How to find anagrams using 3 words in a text having a list of words?

Question

I have a text and a list of 60k words. I need to find anagrams of the text from the list of words using 3 words(lasts in alphabetic order) and the function should return a tuple of the 3 words that build an anagram of the given text. NOTE: I have to ignore capital letters and spaces that are in the text.

I have developed the function that finds all the words of the list of words that are contained in the text. but I don't know how to end finding the anagrams.

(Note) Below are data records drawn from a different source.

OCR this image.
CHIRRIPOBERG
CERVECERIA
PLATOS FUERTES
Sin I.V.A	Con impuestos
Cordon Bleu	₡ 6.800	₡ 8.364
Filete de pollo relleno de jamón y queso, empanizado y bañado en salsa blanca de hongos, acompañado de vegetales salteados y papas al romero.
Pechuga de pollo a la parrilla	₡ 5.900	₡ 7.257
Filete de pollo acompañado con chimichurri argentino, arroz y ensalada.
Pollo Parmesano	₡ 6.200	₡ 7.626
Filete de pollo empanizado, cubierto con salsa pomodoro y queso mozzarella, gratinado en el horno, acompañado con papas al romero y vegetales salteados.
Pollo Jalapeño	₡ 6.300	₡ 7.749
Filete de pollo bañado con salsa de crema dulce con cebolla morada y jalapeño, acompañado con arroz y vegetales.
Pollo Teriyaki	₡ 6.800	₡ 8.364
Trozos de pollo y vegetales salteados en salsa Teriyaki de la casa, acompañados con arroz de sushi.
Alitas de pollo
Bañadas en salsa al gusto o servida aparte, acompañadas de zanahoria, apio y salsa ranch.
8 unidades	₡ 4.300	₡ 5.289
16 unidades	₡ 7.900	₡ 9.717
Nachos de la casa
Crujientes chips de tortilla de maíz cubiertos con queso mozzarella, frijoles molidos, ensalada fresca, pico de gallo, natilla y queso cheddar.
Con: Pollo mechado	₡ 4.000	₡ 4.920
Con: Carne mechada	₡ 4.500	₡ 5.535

   def es3(words_list, text):
        text=text.replace(" ","")
        for x in text:
        text=text.replace(x,x.lower())

        result=[]
        cont=0
        for x in words_list:
            if len(x)>=2:
                for c in x:
                    if c in text:
                        cont+=1
                        if cont==len(x):
                            result.append(x)
            cont=0


           Examples:
          text =   "Andrea Sterbini"  -> anagram= ('treni', 'sia', 'brande')
            sorted(andreasterbini)==sorted(treni+sia+brande) 


            "Angelo Monti"          -> ('toni', 'nego', 'mal')
            "Angelo Spognardi"      -> ('sragion', 'pend', 'lago')
            "Ha da veni Baffone"    -> ('video', 'beh', 'affanna')

Answer 1

The naive algorithm would be:

• take every triplet of words, and add the item (sorted letters of the three words, triplet) to a multimap (a map that may accept more than one value per key: in Python, a reglar map key -> [values] ).
• sort the letters of the searched text and output the associated values in the multimap.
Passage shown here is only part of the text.